B. Colin - ©2007 20 minutes

— 

Des toilettes à 2 600 eur ou encore le mythique machmètre à 26 000 eur. A Toulouse, les prix se sont envolés lors des premiers jours de la vente aux enchères de pièces du Concorde. Entre vendredi et samedi, les acquéreurs de morceaux du supersonique ont dépensé au total 400 000 eur. « En moyenne, les prix ont dépassé de cinq fois les estimations catalogue, on n'en espérait pas tant », se félicitait hier le commissaire-priseur, Marc Labarbe.

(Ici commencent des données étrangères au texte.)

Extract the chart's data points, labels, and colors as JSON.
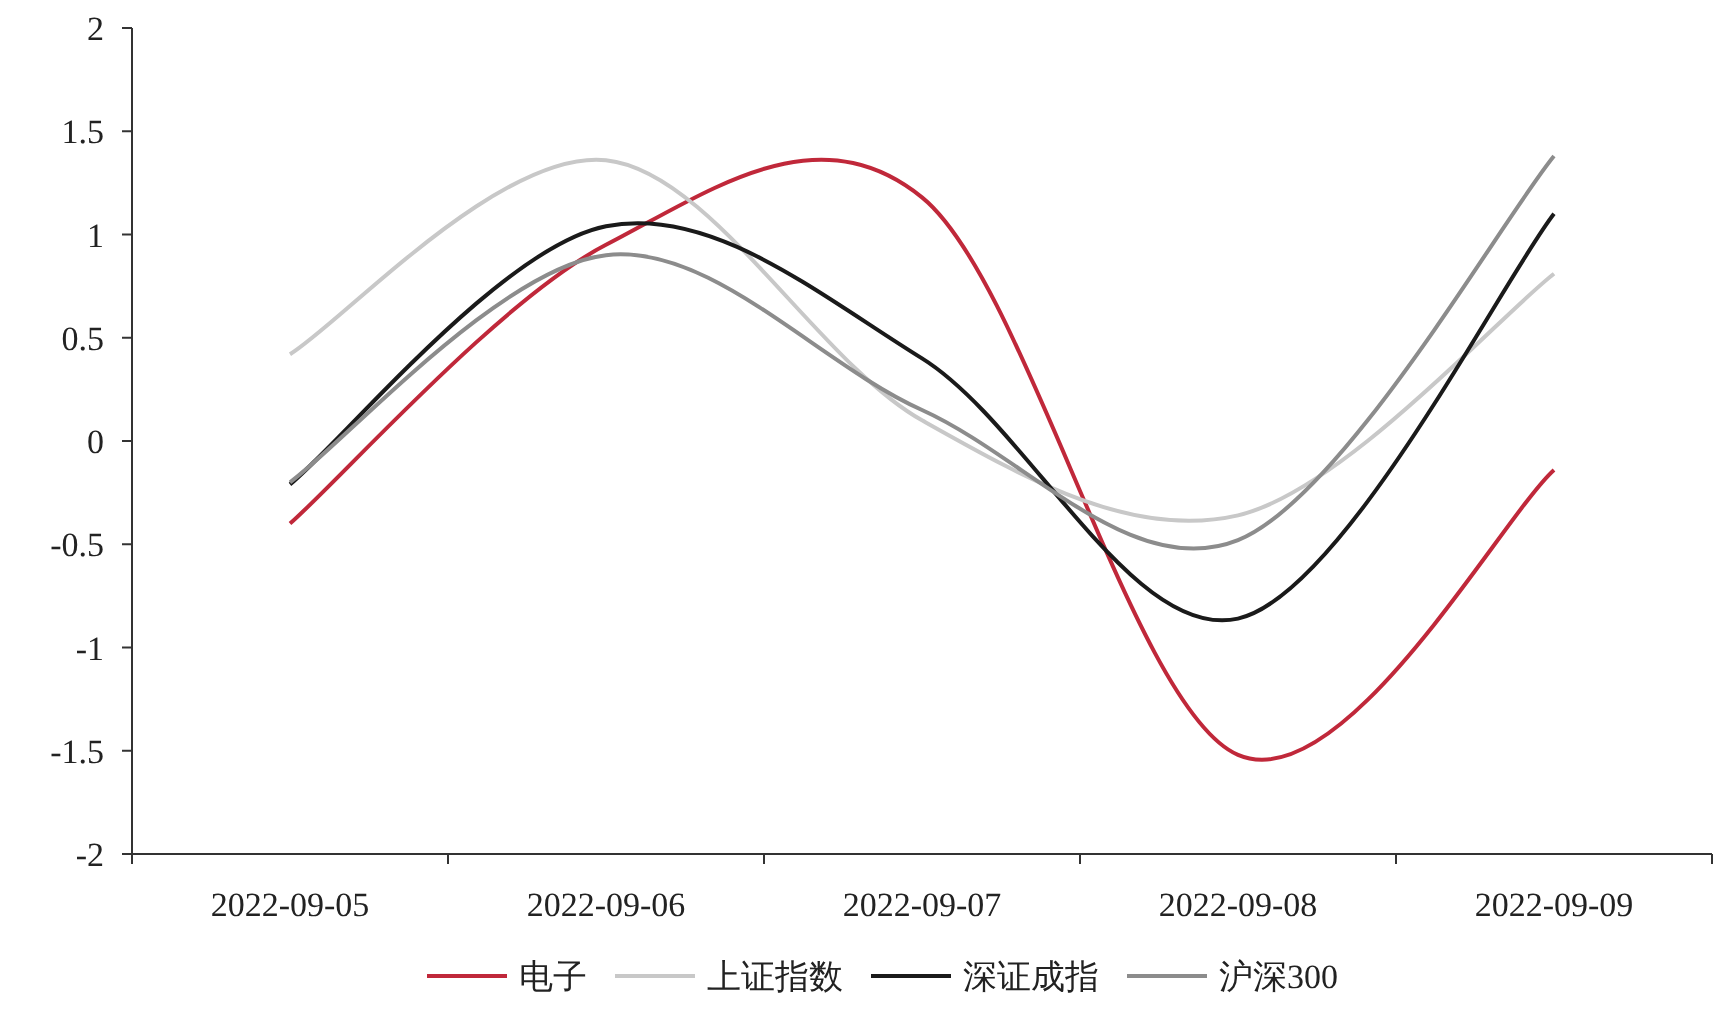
{
  "chart_data": {
    "type": "line",
    "categories": [
      "2022-09-05",
      "2022-09-06",
      "2022-09-07",
      "2022-09-08",
      "2022-09-09"
    ],
    "series": [
      {
        "name": "电子",
        "color": "#c0283a",
        "values": [
          -0.4,
          0.95,
          1.18,
          -1.52,
          -0.14
        ]
      },
      {
        "name": "上证指数",
        "color": "#c8c8c8",
        "values": [
          0.42,
          1.36,
          0.1,
          -0.36,
          0.81
        ]
      },
      {
        "name": "深证成指",
        "color": "#1a1a1a",
        "values": [
          -0.21,
          1.04,
          0.4,
          -0.86,
          1.1
        ]
      },
      {
        "name": "沪深300",
        "color": "#8c8c8c",
        "values": [
          -0.2,
          0.9,
          0.15,
          -0.48,
          1.38
        ]
      }
    ],
    "ylim": [
      -2,
      2
    ],
    "yticks": [
      -2,
      -1.5,
      -1,
      -0.5,
      0,
      0.5,
      1,
      1.5,
      2
    ],
    "grid": false,
    "legend": "bottom",
    "marker": "none",
    "line_style": "solid"
  }
}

La plupart des acquéreurs sont des collectionneurs, souvent étrangers, qui renchérissent sur une des vingt-cinq lignes de téléphone. « Quant à ceux qui ont acheté dans la salle, il est difficile de savoir qui ils sont. Certains ont volé plusieurs fois sur le Concorde pour des raisons professionnelles ou en tant que commandant de bord », souligne André Rocaché, de l'Aérothèque. Cette association collectera les bénéfices de la vente qui serviront à la construction du futur musée aéronautique de Blagnac. D'autres ont fait le déplacement, conscients de vivre une des dernières ventes de ce type. C'est le cas de Joël Moutier, membre de l'association Delta, propriétaire du quatrième exemplaire du Concorde stationné à Paris-Orly. « Le but était d'acheter des pièces pour compléter le cockpit de notre avion. Nous avons ainsi pu acquérir une boîte radio VHF, une pièce exceptionnelle, car c'était un prototype », explique ce puriste. Trois rangs au-dessus de lui, Nicolas Warinsko est venu avec ses enfants, passionnés comme lui. « C'est l'occasion de voir le fonctionnement d'une vente aux enchères. S'il n'y avait pas la contrainte financière, j'aurais aimé acheter », lâche cet employé de l'aviation civile.